Martin barred ProPublica Illinois and other news organizations from publishing “the names and/or any other information that would permit the ready identification” of the children or the foster parents involved in a case ProPublica Illinois is investigating. That included “specific address or other demographic information.”

Martin’s order was a rare instance of a judge restricting a news organization before the publication of a story, and it drew criticism from other journalists and media rights organizations.

ProPublica Illinois told Martin that while it had no plans to identify the children in the case, the judge’s order was too broad and shouldn’t restrain the organization before publication. ProPublica Illinois reporters learned the identities of the children and foster parents independently and outside court hearings.

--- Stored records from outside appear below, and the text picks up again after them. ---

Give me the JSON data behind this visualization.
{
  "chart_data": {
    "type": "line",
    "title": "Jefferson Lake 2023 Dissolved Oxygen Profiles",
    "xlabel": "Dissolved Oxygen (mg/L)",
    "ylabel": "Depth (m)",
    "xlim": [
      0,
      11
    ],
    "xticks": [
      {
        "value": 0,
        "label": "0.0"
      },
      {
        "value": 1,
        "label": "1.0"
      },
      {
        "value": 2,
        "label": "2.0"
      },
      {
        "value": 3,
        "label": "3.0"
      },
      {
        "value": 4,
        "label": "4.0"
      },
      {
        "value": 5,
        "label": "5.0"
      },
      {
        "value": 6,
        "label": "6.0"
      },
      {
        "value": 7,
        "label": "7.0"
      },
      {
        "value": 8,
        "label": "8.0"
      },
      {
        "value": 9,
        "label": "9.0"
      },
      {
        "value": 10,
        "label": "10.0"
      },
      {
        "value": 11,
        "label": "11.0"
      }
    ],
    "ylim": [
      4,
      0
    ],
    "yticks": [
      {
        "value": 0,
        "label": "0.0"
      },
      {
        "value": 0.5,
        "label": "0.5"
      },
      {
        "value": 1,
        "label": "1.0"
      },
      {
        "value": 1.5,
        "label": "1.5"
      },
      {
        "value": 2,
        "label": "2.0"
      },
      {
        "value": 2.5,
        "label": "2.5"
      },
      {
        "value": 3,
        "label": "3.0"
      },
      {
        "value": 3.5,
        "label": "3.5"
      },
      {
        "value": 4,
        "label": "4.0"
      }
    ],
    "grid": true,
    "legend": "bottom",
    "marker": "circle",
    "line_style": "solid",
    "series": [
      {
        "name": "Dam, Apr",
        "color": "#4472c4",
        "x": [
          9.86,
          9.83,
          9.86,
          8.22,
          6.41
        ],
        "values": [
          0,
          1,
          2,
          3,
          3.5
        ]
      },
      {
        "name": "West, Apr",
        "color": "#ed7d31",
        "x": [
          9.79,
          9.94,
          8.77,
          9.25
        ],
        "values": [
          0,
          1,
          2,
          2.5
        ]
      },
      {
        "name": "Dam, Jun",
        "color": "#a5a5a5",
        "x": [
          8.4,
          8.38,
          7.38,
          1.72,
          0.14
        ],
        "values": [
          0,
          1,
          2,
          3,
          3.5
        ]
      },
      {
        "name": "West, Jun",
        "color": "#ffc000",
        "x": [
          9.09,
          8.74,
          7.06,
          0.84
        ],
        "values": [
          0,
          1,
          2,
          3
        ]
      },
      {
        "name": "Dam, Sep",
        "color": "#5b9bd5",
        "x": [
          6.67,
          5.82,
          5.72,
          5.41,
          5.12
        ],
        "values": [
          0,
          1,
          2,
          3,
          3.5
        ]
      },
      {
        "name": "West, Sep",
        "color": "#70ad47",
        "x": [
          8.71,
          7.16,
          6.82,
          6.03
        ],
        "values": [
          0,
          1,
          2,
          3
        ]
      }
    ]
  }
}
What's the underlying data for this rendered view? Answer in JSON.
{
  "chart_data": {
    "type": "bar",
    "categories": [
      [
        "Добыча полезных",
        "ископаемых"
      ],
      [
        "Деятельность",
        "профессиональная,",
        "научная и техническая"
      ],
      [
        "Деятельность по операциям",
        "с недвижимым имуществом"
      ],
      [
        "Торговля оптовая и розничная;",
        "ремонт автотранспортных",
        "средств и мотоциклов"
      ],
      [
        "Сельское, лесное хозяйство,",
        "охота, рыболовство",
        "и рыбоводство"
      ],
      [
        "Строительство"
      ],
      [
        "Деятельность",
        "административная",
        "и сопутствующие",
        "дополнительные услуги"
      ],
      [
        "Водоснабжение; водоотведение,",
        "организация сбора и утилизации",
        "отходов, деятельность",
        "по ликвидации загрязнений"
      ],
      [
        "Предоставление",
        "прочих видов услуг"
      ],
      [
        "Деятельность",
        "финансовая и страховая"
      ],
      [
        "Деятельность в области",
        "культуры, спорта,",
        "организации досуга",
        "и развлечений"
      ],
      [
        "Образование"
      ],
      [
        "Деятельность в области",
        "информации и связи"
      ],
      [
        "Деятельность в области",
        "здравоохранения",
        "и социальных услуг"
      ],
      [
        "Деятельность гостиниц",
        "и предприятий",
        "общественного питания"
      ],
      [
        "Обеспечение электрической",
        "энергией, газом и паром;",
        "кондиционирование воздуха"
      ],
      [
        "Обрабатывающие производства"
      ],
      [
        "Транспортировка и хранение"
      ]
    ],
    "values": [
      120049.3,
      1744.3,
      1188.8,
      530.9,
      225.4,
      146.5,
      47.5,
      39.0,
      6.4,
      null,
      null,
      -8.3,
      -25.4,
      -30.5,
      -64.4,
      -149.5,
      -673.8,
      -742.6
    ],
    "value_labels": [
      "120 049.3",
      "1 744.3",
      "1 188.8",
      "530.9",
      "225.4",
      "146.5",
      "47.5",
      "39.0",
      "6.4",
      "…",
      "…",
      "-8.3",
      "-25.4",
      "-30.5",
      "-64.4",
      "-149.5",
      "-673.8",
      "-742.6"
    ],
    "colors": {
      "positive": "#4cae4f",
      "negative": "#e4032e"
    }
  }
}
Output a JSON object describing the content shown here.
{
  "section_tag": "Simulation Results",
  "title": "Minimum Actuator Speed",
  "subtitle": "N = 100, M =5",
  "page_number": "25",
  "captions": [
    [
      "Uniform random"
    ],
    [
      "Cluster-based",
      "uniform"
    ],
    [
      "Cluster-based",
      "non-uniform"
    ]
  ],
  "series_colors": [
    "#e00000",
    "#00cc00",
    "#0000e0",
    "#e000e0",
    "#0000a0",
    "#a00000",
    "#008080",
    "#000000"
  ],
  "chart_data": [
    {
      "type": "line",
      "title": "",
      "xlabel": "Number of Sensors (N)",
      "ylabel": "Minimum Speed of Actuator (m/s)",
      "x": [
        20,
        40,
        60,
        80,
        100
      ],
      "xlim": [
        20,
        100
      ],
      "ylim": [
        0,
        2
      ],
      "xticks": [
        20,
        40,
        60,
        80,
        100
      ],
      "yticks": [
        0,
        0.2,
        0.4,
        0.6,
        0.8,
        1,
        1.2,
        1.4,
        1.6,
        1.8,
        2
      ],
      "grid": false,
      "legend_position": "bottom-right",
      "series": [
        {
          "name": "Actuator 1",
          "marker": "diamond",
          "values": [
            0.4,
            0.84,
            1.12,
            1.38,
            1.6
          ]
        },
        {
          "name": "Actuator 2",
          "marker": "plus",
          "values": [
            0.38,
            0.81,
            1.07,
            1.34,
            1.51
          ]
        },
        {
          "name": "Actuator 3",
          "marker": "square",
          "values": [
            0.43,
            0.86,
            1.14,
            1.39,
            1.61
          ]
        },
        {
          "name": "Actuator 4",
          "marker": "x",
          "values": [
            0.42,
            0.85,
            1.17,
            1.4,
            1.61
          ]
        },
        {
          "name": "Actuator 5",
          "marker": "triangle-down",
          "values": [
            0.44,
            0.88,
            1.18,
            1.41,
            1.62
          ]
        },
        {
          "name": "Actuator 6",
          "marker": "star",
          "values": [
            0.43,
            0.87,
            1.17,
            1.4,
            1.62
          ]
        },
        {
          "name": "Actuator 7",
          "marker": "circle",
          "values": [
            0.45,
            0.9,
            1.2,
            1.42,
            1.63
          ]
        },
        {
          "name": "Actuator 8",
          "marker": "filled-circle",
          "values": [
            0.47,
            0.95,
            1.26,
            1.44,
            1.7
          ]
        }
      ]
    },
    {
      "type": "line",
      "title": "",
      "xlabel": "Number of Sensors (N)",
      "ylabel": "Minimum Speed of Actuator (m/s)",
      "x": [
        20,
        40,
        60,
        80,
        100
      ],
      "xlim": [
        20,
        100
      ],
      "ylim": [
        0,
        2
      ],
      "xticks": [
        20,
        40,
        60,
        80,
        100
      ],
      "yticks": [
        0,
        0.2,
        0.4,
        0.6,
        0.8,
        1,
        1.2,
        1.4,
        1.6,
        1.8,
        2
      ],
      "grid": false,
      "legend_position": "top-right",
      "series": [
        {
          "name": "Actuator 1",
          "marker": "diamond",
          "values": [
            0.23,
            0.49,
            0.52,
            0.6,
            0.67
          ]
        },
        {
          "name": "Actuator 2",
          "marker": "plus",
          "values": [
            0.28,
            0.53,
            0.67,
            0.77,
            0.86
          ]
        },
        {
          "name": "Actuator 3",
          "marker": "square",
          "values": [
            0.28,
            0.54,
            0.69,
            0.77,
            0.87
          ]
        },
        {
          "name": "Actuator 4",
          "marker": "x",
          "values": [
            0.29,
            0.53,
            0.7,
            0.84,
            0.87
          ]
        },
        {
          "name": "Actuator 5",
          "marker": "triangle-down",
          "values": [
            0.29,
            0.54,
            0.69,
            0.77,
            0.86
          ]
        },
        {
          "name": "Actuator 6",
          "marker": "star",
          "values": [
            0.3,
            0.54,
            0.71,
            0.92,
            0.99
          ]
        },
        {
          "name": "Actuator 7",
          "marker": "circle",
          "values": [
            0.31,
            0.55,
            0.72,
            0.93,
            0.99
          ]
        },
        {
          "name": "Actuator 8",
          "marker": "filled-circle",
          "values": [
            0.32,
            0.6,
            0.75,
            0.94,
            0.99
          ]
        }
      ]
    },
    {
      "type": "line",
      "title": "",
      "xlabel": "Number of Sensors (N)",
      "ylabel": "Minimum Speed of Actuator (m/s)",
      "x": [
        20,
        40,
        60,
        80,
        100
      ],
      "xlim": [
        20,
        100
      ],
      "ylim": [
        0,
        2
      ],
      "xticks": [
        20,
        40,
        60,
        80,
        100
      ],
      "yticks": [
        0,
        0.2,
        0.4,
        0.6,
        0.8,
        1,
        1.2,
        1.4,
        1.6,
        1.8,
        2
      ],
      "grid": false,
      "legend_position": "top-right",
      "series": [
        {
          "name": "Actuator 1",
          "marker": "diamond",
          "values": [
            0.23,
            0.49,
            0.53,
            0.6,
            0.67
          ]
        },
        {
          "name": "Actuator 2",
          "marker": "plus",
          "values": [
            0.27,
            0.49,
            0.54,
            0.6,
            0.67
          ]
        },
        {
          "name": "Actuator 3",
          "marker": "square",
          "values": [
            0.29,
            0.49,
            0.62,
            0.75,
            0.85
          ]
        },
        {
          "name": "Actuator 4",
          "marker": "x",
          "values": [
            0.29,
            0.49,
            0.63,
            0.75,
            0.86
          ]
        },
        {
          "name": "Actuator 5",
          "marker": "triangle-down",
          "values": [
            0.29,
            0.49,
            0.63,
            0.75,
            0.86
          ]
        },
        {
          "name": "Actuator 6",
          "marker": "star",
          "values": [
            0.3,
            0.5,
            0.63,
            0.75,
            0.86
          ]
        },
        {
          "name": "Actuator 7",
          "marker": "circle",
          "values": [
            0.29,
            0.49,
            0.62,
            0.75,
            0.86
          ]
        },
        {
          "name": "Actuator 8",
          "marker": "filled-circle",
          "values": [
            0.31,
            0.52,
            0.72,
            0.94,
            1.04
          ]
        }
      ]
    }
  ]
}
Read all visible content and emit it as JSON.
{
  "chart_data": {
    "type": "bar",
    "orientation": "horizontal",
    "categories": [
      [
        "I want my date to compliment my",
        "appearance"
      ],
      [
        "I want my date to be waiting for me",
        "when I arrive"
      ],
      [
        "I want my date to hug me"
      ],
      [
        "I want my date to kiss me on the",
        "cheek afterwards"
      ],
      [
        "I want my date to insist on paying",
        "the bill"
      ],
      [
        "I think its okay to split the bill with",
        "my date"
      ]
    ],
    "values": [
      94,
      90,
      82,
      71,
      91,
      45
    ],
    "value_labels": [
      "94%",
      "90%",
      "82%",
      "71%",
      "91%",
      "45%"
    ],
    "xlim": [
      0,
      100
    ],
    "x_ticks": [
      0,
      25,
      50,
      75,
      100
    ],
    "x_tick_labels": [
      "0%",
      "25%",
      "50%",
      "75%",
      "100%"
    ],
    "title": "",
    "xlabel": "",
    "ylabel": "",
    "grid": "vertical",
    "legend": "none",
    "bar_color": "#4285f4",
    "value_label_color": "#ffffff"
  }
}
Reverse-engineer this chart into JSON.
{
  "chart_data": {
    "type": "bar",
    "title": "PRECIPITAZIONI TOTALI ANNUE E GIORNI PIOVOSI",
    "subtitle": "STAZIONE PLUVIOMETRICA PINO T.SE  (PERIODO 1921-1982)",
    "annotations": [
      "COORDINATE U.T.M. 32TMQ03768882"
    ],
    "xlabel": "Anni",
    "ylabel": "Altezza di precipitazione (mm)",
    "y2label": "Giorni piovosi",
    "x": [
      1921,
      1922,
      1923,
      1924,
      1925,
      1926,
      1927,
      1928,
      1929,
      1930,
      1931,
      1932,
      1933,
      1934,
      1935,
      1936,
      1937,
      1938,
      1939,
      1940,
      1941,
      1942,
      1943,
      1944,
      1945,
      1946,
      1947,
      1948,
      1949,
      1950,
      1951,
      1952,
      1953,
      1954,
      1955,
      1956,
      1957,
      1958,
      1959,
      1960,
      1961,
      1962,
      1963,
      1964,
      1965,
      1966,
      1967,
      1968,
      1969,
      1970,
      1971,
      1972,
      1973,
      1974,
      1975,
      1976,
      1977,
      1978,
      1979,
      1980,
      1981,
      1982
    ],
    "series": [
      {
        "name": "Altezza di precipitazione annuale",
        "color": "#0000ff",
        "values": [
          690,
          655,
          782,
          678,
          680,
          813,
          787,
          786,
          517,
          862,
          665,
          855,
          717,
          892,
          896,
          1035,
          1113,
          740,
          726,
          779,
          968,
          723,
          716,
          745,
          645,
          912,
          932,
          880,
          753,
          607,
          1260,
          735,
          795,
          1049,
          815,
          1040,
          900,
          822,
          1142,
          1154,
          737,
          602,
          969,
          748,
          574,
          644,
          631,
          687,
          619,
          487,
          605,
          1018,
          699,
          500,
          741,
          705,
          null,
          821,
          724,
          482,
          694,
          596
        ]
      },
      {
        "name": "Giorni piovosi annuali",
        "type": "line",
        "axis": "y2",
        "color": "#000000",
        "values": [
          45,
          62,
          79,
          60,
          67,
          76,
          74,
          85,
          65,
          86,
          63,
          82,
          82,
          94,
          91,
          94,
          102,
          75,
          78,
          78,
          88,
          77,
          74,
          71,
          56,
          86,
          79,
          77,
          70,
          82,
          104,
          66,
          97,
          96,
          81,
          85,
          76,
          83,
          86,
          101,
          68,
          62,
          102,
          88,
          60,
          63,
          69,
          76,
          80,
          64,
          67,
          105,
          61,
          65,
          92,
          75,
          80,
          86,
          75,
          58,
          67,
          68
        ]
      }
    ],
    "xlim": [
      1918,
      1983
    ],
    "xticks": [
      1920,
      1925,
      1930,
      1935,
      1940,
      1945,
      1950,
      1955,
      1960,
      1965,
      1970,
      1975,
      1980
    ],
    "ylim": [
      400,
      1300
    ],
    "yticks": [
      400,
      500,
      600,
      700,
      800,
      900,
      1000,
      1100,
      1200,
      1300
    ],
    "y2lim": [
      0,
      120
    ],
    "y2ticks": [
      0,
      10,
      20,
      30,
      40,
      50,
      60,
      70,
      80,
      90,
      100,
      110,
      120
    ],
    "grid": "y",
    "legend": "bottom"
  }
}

Boyer said Monday that he is “very respectful” of the media’s First Amendment rights. But as the guardian ad litem for the children in the case, “I also have an obligation to do everything in my power to safeguard their best interests, and this includes defending the fundamental privacy rights of blameless children that the law says must be weighed in the balance.”

A spokesman for DCFS, which had opposed ProPublica Illinois’ effort to lift the judge’s order, declined to comment Monday.

Forty news organizations, led by the Reporters Committee for Freedom of the Press, a group that advocates for press rights, had submitted a friend of the court letter arguing that the judge had violated ProPublica Illinois’ First Amendment rights.

The judge’s order, while an effort to protect the children’s privacy, was “an unconstitutional prior restraint” and a “direct attack on the marketplace of ideas,” the letter said. The letter was signed by news organizations that included Chicago’s daily newspapers, NPR, The New York Times and The Washington Post.